Aging is not just an irreversible disturbance of homeostasis but it can also be considered as a process where biological and functional complexity is progressively diminishing. With the passage of time, our systems and organs loose information and this makes us less able to function. As time-related damage accumulates, and the processes of repair become progressively less able to deal with this damage, organisms begin to experience dysfunction, degeneration and chronic clinical diseases. It stands to reason that, one possible way of remediating this loss of function is to (somehow) increase our biological complexity.
One way this can be achieved is through exposure to meaningful information which can, through various mechanisms, up-regulate many aspects of our biology, with a consequent improvement in function. This basic premise (that age-related loss of complexity may be counteracted by exposure to stimulation and information) has been studied in a variety of levels and under many different guises.
It is possible to increase exposure to meaningful information through mild and repeated challenges or mild stress, i.e. through a hormetic process. Here, a challenge is a situation that carries some biological value for an organism, so that the organism is inclined to act, and thus improve its fitness.
In medicine and biology hormesis is defined as ‘an adaptive response of cells and organisms following a moderate, intermittent challenge’. Hormesis describes phenomena where there is a low dose stimulation and high dose inhibition, and it suggests that nutritional, physical, mental and chemical challenges, if appropriately timed, may result in mild damage to the organism which upregulates repair mechanisms. In an attempt to repair this damage, age-related damage is also repaired. The concept of hormesis in aging has been discussed at some length by several scientists (for example here) including myself.
An additional way of increasing exposure to valuable information is based on an interesting concept, that of environmental enrichment. This concept has been studied initially with regards to animals in captivity such as zoos, but also in domestic animals with the aim of increasing productivity. In the initial experiments, animals in captivity were placed in a cage rich in visual, auditory and habitat-related stimuli. In later experiments, laboratory animals have been studied extensively using this method. However, the concept has also been applied on humans. The majority of experiments confirm that an enriched and stimulating environment (i.e. an information-rich habitat) has many positive effects on health, specifically on brain and immune function. This includes research published this month by several different laboratories.
It is possible to apply the principle of environmental enrichment on humans, and particularly modern humans living in a hyperconnected world and in modern megacities. This group of humanity is exposed to an environment which is rich (albeit sometimes excessively rich), in information, which may have a significant impact on our biology. Benefits include a wide variety of neurological effects, immunity enhancement, genetic and epigenetic changes, and behavioural improvements.
Is there any practical way we can benefit from this process? Both research and common sense say there is.

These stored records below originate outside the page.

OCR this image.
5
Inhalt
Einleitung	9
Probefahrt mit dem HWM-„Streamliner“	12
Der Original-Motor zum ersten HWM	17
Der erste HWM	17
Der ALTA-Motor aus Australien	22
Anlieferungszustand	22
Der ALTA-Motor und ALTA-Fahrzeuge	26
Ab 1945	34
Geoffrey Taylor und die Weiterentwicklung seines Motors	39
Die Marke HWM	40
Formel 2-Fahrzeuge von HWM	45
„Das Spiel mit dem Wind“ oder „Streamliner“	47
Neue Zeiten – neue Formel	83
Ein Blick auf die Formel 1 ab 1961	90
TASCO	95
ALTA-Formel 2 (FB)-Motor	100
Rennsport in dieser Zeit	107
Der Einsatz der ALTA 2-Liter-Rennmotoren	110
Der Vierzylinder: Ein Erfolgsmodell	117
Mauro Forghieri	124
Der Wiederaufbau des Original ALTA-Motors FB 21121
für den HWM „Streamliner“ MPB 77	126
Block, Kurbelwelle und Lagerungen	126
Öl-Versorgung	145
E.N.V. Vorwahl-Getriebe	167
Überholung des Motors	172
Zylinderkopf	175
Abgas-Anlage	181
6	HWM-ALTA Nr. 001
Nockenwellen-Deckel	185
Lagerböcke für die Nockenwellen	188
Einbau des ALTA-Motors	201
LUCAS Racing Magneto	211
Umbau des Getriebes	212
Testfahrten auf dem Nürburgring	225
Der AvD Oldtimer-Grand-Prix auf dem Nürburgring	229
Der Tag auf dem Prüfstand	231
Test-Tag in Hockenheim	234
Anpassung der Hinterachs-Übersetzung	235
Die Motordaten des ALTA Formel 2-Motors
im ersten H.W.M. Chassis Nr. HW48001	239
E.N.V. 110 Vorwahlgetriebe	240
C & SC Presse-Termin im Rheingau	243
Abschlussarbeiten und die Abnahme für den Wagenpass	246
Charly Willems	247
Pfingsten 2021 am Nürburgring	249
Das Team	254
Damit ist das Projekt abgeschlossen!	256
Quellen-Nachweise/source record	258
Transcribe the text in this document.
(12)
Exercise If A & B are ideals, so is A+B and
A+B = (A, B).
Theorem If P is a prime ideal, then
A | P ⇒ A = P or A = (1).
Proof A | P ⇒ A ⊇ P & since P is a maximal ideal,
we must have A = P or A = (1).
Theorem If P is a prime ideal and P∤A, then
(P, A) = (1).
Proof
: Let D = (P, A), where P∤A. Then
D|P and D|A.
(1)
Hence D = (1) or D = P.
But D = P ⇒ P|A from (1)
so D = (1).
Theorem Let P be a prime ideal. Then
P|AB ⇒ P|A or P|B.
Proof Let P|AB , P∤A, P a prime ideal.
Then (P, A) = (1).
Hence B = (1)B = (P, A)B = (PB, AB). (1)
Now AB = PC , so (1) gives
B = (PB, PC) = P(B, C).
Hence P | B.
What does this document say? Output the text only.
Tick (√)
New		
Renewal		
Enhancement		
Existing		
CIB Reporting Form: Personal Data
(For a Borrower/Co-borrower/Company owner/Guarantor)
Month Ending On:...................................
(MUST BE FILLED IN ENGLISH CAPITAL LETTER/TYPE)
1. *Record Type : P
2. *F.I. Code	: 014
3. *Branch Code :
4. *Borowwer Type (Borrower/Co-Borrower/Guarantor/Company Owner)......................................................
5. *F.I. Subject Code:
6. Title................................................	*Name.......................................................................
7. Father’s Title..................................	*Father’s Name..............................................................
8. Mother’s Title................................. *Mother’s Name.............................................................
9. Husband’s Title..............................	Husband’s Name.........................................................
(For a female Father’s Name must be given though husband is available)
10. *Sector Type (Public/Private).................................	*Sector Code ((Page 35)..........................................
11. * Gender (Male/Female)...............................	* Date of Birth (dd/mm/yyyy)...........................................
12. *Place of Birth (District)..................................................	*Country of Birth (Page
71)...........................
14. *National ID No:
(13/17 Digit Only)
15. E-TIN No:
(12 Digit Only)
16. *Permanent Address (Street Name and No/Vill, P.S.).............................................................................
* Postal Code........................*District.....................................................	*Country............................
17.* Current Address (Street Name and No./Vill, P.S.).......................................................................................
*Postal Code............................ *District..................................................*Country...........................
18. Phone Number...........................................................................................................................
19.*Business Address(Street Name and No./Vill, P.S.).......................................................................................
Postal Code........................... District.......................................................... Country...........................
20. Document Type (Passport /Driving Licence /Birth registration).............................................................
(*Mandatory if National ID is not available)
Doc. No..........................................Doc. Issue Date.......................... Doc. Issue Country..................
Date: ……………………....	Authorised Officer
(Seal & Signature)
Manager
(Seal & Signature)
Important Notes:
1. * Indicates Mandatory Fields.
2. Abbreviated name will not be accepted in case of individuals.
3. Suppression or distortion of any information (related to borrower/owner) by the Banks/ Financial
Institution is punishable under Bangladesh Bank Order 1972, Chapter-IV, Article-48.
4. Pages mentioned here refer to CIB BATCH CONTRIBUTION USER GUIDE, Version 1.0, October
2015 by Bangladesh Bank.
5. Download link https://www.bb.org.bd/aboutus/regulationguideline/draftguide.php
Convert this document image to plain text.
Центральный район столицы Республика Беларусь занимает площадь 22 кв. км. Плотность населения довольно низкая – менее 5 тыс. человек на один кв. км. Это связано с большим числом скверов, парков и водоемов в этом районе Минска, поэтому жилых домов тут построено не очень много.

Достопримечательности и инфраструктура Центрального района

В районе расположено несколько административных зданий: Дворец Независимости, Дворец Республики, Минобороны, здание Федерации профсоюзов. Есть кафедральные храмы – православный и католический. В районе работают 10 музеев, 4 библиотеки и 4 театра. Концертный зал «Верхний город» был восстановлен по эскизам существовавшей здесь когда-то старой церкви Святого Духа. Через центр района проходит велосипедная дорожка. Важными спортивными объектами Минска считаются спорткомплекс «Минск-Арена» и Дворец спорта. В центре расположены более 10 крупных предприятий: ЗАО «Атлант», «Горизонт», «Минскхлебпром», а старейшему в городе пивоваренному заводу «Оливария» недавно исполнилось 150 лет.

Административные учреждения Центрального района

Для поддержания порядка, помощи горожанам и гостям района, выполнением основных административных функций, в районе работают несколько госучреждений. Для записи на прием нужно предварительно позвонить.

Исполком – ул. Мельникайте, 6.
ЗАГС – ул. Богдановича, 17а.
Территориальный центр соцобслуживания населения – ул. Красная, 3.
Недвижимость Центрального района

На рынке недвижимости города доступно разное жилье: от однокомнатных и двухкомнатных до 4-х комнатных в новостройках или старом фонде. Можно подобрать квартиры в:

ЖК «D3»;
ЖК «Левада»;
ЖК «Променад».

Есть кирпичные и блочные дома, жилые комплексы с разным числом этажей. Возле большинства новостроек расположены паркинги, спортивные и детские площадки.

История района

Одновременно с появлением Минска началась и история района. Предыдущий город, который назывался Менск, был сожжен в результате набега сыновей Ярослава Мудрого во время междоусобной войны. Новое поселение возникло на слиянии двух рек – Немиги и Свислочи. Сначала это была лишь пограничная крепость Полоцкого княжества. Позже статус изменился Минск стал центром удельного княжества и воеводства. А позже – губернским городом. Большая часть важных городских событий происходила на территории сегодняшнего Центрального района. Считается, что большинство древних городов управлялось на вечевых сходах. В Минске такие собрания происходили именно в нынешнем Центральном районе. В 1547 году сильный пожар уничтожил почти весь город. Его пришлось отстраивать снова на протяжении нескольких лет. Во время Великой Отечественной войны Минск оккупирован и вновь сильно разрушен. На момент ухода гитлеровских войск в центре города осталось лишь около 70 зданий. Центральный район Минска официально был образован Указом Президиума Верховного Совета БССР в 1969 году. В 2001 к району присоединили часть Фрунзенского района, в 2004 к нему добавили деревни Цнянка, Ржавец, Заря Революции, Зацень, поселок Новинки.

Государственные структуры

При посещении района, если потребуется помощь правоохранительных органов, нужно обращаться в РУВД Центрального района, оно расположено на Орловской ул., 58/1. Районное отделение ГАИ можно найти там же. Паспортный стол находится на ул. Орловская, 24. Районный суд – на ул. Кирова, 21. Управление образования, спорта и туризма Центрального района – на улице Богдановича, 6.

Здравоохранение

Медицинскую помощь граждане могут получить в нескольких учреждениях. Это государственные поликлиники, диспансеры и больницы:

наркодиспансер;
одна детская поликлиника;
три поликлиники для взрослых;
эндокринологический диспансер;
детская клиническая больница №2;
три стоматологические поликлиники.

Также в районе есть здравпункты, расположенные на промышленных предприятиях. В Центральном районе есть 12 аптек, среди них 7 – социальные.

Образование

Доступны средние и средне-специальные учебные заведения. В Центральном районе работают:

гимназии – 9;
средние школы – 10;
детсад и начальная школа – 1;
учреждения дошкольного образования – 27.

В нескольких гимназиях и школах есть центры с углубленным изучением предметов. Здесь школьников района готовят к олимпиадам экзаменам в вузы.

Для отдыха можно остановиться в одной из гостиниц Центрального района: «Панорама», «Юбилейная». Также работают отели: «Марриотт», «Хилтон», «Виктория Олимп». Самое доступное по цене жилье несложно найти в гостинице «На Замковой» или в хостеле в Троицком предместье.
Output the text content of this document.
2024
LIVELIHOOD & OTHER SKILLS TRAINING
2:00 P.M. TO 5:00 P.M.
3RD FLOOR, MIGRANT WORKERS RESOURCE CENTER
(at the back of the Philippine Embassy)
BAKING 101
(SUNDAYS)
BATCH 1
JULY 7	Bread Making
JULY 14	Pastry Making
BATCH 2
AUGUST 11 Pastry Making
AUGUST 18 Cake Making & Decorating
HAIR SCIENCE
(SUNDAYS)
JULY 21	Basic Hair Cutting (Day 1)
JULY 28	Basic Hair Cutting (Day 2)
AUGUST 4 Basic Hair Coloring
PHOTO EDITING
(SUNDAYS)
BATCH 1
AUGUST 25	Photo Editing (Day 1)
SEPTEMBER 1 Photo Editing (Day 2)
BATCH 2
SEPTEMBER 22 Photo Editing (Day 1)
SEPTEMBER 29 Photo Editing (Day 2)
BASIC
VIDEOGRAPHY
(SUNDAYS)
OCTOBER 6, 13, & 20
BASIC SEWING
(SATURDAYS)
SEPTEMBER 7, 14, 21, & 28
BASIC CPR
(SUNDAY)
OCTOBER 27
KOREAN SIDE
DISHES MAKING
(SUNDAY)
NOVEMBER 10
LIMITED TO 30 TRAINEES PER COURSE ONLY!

We can increase exposure to high quality information by enriching our environment in several ways, including personal through hyper-connection (see below), social, ambiental and cultural such as high exposure to technology and to new learning methods.
The overall aim is to find ways hereby humans, in a modern context, can harness the power of challenging information, and use it to upregulate their functional complexity (both in the biological and in the social sense). As a result, damage repair becomes maximised, the risk of dysfunction diminishes and the incidence and prevalence of age-related degeneration and disease is kept to a minimum.
Some social ways of enriching our environment include the construction of smart cities, expanding the notion of the Web of Things, and by developing new concepts in educational domains. This improves the information exchange between us and our surroundings and helps augment brain function, not just physically in individuals, but also virtually in society.
In a practical sense, we can help increase our own exposure to relevant information by:
- Cultivating a robust social media base, in as many forums as possible
- Be respected and valued within our virtual environment
- Increase the number of our connections both in virtual (online) and in real terms (face to face)
- Stay consistently visible online
- Share meaningful information that requires action
- Avoid the use of meaningless, trivial or outdated platforms
- Increase the unity of our connections by using only one (user)name for all online and physical platforms.
These methods can help increase information-sharing and facilitate our integration within a hyperconnected society.
This methodology is conceptually different from many existing approaches which depend on physical, pharmacological, genetic or cellular methods and other disruptive technologies for defying aging. The essential characteristic of this methodology is that it is less based on physical items and more on environmental and virtual elements. The method can be used by anybody, and it will, perhaps inevitably, progressively become more widespread as we are increasingly engaged with technology. Thus, there is a definite connection between technology and information on one hand, and health and aging on the other.